The FBI has acknowledged for the first time that some of its agents may have suffered from symptoms of the mysterious “Havana Syndrome.”
The bureau’s acknowledgment of possible agent cases was first reported by NBC News after the outlet obtained internal emails that showed an agent had reported possible brain injury symptoms after working in a country near Russia a decade ago.
About 200 American diplomats, officials and their family members are believed to have been struck by the bizarre ailment — described by the US government as “anomalous health incidents” – while overseas.
“This issue of anomalous health incidents is a top priority for the FBI, as the protection, health and well-being of our employees and colleagues across the federal government is paramount,” the bureau said in a statement, adding it would continue working with the intelligence community to “identify the causes of these incidents and determine how we can best protect our personnel.”
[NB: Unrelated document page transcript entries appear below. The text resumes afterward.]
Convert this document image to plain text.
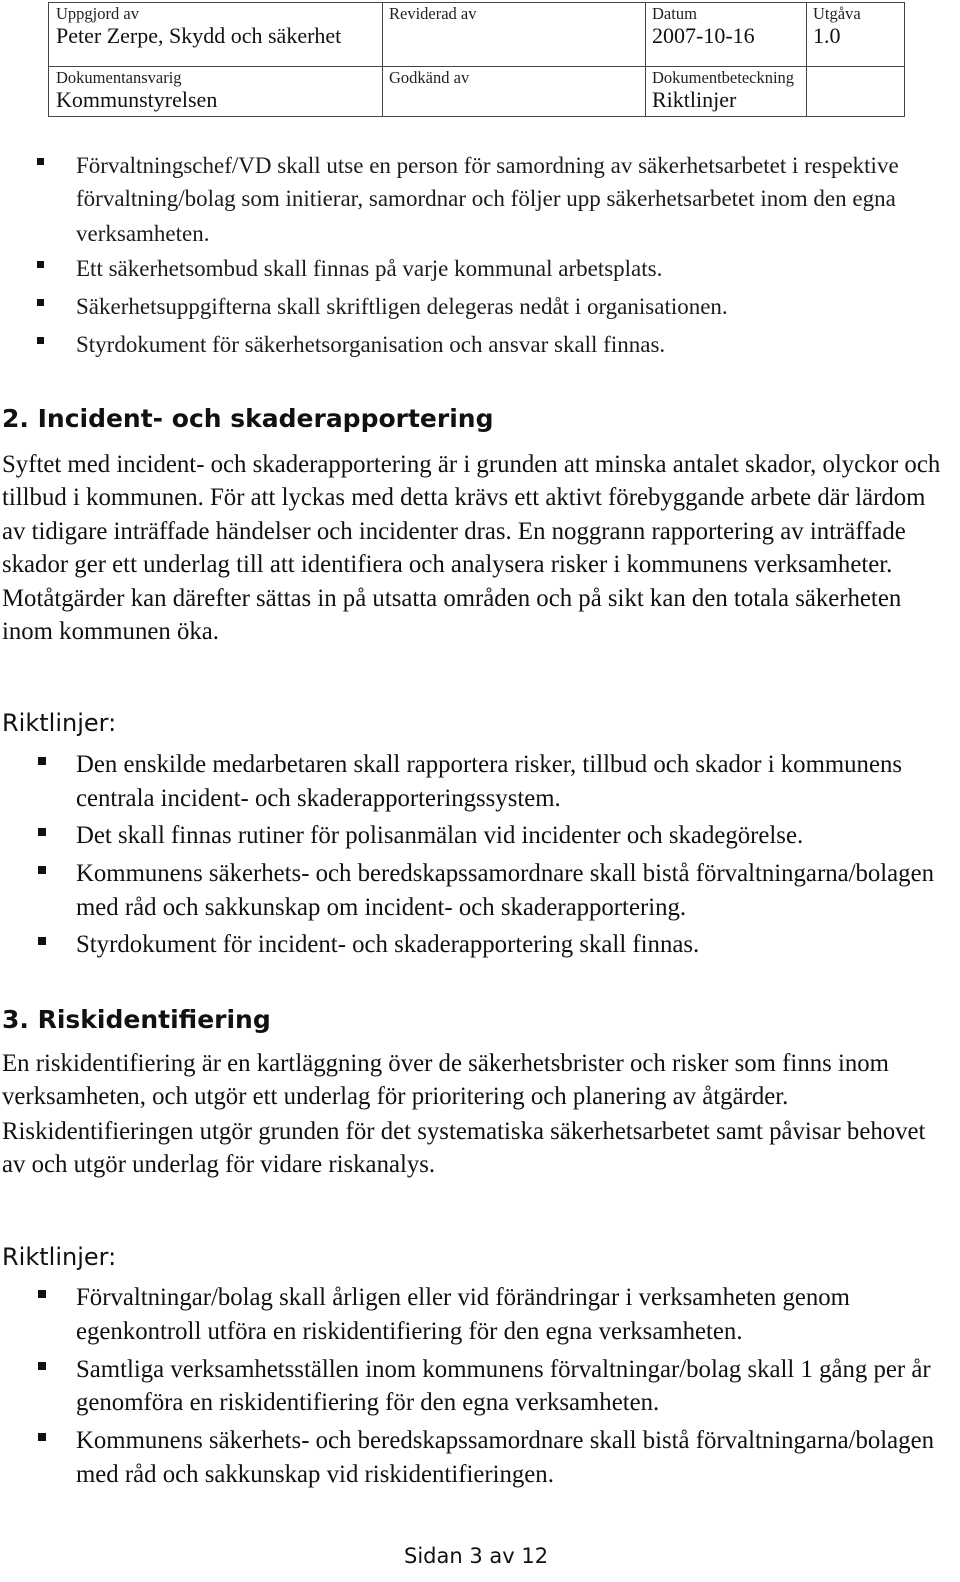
Uppgjord av
Peter Zerpe, Skydd och säkerhet
Reviderad av	Datum
2007-10-16
Utgåva
1.0
Dokumentansvarig
Kommunstyrelsen
Godkänd av	Dokumentbeteckning
Riktlinjer
Förvaltningschef/VD skall utse en person för samordning av säkerhetsarbetet i respektive
förvaltning/bolag som initierar, samordnar och följer upp säkerhetsarbetet inom den egna
verksamheten.
Ett säkerhetsombud skall finnas på varje kommunal arbetsplats.
Säkerhetsuppgifterna skall skriftligen delegeras nedåt i organisationen.
Styrdokument för säkerhetsorganisation och ansvar skall finnas.
2. Incident- och skaderapportering
Syftet med incident- och skaderapportering är i grunden att minska antalet skador, olyckor och
tillbud i kommunen. För att lyckas med detta krävs ett aktivt förebyggande arbete där lärdom
av tidigare inträffade händelser och incidenter dras. En noggrann rapportering av inträffade
skador ger ett underlag till att identifiera och analysera risker i kommunens verksamheter.
Motåtgärder kan därefter sättas in på utsatta områden och på sikt kan den totala säkerheten
inom kommunen öka.
Riktlinjer:
Den enskilde medarbetaren skall rapportera risker, tillbud och skador i kommunens
centrala incident- och skaderapporteringssystem.
Det skall finnas rutiner för polisanmälan vid incidenter och skadegörelse.
Kommunens säkerhets- och beredskapssamordnare skall bistå förvaltningarna/bolagen
med råd och sakkunskap om incident- och skaderapportering.
Styrdokument för incident- och skaderapportering skall finnas.
3. Riskidentifiering
En riskidentifiering är en kartläggning över de säkerhetsbrister och risker som finns inom
verksamheten, och utgör ett underlag för prioritering och planering av åtgärder.
Riskidentifieringen utgör grunden för det systematiska säkerhetsarbetet samt påvisar behovet
av och utgör underlag för vidare riskanalys.
Riktlinjer:
Förvaltningar/bolag skall årligen eller vid förändringar i verksamheten genom
egenkontroll utföra en riskidentifiering för den egna verksamheten.
Samtliga verksamhetsställen inom kommunens förvaltningar/bolag skall 1 gång per år
genomföra en riskidentifiering för den egna verksamheten.
Kommunens säkerhets- och beredskapssamordnare skall bistå förvaltningarna/bolagen
med råd och sakkunskap vid riskidentifieringen.
Sidan 3 av 12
Havana Syndrome is so named because the first incidents of it were reported by US officials serving in Cuba in 2016. Symptoms include migraines, nausea, memory lapses and dizziness.
The exact cause of Havana Syndrome is unknown, but many officials believe it is rooted in radiation attacks carried out by Russia. The US government has never publicly held any nation responsible for the incidents and a number of alternative explanations have been put forward — including that crickets are to blame for the illness.
Victims and lawmakers have accused federal agencies of not taking the illness seriously, and current and former officials told Reuters the FBI had previously been skeptical of agents’ reports of experiencing Havana Syndrome symptoms.
“The FBI takes all US government personnel who report symptoms seriously,” the bureau said in its statement.
CIA Director William Burns recently put a career spy, who was involved in the search for Osama bin Laden, in charge of leading a probe into the mysterious ailments. The agency also recalled its Vienna chief of station in September due, in part, to his alleged mishandling of reported Havana Syndrome cases.
The station chief, whose identity is highly classified, expressed skepticism that the reports of illness were genuine, the Washington Post reported at the time.